Fix battens to walls to support the benches
- Fix the remaining battens to the walls and ceiling. These are for mounting the cladding boards onto and should be fixed perpendicular to the direction of the cladding. Aim to space them at 400mm centres.
Fix battens to walls and ceiling
Run the wiring for the bench lighting and extractor fan. Pull wires/fish tape for the heater thermostat and remote control prior to cladding. Tape the wires to the vapour barrier so that the ends terminate in the areas denoted in the wiring plan.
- Oil all faces of each sauna cladding board with paraffin oil.
- Drill holes in the boards where cables/wires need to pass through from behind. This can be done as the cladding is fixed to the wall.
- Use a jigsaw or hole saw to make cut-outs for ventilation in the cladding.
- First, clad the ceiling.

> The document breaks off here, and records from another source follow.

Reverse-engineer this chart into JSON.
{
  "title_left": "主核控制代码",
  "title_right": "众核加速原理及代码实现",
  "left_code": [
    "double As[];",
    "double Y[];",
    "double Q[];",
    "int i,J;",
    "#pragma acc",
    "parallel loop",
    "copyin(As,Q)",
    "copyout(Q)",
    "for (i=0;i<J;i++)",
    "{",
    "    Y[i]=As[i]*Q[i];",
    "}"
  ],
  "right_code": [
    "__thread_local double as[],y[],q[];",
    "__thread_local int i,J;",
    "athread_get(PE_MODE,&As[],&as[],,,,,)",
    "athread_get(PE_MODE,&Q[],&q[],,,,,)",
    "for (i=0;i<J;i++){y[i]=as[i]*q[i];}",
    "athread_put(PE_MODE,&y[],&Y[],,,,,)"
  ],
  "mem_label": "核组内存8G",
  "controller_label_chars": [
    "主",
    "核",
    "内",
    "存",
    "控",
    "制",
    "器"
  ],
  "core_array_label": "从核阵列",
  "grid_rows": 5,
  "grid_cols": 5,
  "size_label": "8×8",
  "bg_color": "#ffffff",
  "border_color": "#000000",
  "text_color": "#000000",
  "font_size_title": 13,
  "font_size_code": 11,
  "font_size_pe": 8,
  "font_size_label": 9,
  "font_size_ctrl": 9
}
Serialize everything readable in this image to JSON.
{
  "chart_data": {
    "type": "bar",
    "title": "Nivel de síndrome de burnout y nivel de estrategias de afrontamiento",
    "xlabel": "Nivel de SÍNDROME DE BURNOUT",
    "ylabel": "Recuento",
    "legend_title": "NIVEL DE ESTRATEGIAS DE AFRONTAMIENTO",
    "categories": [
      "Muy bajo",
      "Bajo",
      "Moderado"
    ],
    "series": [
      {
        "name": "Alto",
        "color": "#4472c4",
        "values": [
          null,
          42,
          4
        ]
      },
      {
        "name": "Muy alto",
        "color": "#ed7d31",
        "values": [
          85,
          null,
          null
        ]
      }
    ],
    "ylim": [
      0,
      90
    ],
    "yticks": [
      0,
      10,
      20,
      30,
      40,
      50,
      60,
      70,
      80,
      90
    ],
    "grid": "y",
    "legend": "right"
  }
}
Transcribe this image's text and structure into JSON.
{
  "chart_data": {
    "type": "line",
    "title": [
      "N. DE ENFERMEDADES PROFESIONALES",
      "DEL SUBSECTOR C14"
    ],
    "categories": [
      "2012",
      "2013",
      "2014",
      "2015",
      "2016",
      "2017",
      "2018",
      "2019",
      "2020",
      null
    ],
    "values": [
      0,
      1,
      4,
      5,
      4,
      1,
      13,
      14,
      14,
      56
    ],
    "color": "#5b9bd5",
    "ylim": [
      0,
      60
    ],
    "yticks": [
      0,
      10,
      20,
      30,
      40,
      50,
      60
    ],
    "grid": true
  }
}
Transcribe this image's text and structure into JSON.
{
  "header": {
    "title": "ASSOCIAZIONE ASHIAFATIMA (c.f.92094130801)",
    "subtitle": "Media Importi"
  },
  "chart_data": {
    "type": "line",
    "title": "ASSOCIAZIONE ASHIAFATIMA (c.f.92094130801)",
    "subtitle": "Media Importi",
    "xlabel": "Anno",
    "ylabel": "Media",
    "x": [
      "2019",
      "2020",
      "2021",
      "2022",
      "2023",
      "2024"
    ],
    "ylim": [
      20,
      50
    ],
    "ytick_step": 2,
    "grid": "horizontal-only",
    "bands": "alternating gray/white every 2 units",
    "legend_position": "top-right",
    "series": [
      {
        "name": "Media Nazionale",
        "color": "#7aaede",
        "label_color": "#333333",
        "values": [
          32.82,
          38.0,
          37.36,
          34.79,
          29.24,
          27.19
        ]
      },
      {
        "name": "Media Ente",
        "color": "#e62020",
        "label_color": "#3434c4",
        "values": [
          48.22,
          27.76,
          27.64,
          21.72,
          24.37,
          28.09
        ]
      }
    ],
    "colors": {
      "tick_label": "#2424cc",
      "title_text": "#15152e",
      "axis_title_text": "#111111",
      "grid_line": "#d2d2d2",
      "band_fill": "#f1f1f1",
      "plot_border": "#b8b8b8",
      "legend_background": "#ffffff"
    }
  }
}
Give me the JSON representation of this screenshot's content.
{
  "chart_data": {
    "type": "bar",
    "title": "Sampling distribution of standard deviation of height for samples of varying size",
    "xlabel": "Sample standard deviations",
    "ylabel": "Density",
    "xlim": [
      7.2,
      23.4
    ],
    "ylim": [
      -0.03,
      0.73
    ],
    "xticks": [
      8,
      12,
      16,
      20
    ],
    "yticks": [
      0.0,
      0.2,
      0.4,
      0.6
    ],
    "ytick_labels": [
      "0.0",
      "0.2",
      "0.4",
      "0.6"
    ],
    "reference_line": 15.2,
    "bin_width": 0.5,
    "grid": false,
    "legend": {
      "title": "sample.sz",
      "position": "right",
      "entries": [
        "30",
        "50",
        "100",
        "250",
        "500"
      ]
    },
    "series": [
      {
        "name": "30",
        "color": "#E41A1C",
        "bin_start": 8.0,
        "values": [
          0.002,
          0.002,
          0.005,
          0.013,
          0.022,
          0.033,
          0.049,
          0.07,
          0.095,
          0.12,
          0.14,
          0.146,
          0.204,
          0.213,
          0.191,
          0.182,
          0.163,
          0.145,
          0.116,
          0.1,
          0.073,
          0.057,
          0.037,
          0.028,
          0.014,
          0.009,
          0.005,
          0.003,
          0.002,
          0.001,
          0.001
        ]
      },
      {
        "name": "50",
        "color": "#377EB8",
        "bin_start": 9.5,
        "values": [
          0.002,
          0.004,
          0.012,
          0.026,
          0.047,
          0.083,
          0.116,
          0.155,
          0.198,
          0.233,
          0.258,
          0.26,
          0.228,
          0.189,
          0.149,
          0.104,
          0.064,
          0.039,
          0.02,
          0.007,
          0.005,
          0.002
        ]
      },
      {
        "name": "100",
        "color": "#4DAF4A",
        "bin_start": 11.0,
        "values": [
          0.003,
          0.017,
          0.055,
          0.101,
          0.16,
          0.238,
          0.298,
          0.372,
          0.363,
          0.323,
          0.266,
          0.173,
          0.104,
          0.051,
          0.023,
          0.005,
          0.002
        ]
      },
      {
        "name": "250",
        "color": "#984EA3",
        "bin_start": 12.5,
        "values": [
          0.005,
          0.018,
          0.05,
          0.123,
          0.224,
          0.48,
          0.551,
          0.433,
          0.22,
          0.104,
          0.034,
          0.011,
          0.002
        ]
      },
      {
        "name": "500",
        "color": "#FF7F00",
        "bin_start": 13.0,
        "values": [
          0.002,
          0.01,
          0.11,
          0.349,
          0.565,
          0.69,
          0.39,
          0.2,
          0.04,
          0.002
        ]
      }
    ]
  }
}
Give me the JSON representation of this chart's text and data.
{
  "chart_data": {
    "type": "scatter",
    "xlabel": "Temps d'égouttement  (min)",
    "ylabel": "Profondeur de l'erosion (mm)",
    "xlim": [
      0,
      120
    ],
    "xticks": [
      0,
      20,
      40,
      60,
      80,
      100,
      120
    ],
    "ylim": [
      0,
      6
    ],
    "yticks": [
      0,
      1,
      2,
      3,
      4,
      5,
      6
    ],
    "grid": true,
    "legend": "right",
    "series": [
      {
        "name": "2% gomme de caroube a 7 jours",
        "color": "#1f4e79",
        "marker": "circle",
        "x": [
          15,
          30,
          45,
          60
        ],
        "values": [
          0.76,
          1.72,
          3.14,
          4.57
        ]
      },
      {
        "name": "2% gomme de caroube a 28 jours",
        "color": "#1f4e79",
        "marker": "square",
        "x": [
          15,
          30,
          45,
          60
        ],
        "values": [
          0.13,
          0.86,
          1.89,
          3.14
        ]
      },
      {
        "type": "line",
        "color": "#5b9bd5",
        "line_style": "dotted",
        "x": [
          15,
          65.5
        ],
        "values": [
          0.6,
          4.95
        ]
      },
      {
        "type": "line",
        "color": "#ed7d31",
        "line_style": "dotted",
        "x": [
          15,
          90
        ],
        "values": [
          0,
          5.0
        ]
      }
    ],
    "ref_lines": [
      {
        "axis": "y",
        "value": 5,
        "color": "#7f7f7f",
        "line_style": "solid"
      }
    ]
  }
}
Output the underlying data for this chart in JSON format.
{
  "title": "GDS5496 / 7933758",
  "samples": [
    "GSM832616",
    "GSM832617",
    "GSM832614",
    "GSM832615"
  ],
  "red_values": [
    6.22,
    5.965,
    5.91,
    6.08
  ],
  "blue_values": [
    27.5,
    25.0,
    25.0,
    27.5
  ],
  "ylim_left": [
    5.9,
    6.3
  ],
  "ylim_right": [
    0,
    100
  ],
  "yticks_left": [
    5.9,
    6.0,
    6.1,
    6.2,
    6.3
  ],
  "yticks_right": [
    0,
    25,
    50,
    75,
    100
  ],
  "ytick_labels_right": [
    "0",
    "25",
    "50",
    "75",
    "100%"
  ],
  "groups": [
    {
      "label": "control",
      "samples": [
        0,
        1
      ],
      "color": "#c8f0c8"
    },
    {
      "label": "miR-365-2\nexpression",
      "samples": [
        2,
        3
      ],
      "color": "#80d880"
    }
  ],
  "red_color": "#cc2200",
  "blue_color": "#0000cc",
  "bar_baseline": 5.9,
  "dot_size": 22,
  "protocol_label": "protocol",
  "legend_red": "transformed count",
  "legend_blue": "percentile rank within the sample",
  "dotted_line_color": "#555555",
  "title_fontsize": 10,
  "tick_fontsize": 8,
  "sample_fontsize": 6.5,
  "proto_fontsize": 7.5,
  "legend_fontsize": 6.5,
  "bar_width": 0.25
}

Make sure that the boards extend beyond the plane of the wallboards. (This is done so that the wallboards act as a back-up support for the ceiling boards).
- Remove the tongue of the first board and start from the top of the wall. Horizontally clad one end of a wall if vertical. Blind nail in the groove side. All other boards may be nailed in the tongue only. The last board may need to be face nailed as well. Please note that it may be necessary to rip the last board down to fit (This applies to the wall cladding also).
- Cut the wallboards so that the ends finish ~10mm from the floor.
- Next, clad the walls. The wallboards should butt up to the ceiling boards and finish 10mm from the floor.
- Screw the sauna vent covers into the cladding, covering the aluminium ducting.
Clad the walls and install the vent covers
- Pin corner mouldings around the perimeter of the ceiling and up the corners between the walls.
- Oil the bench timber on all faces with paraffin oil.
- Fix the benches in place by screwing through the bench frame and cladding into the load-bearing wall plates.
- Install the upper bench first, then the lower bench, then the step or raised floor (if present)
Install the benches
- Connect the plugs on the end of the ready-made lighting modules to the plugs on the ends of the wiring that was run earlier.
- Clip the modules into the plastic clips on the top of the back-rest and the underside of the front of the benches.
- Site the IP55 sealed enclosure on the wall, out of sight under the benches.
Install the IP55 enclosure
- Pull the mains feed and the low voltage wires from the lighting into the enclosure.
- Connect the mains supply to the live and neutral terminals on the driver.
- Connect the 12v output terminals on the driver to the corresponding positive and negative input terminals on the dimmer.
- Connect the low voltage wires from the lighting to the output of the dimmer. The white wire is positive and the black wire is negative.
- Use P-clips to keep cable routings neat and out of sight.
- Follow the manufacturer’s instructions enclosed in the packaging for how to correctly install and connect the sauna heater. Please note: DO NOT CONNECT ELECTRIC HEATERS ON AN RCD.
- Fix the heater guard in position once the heater is installed, connected and filled with stones.
Fix the heater and heater guard in position
- The heater is now ready to be turned on for its initial heating. This can be postponed until all work is finished in the sauna. When heating for the first time, be sure to open all windows and doors for plenty of ventilation whilst the heater burns off any residue.
- Offer up the door/frame to the opening in the wall. Chock and pack it out as required.
Install the door
- Once in position, screw the door frame through the recesses.
- Seal around the doorframe with general purpose silicone. Use expanding foam for larger gaps.
- Apply trim around the door frame to tidy the edges.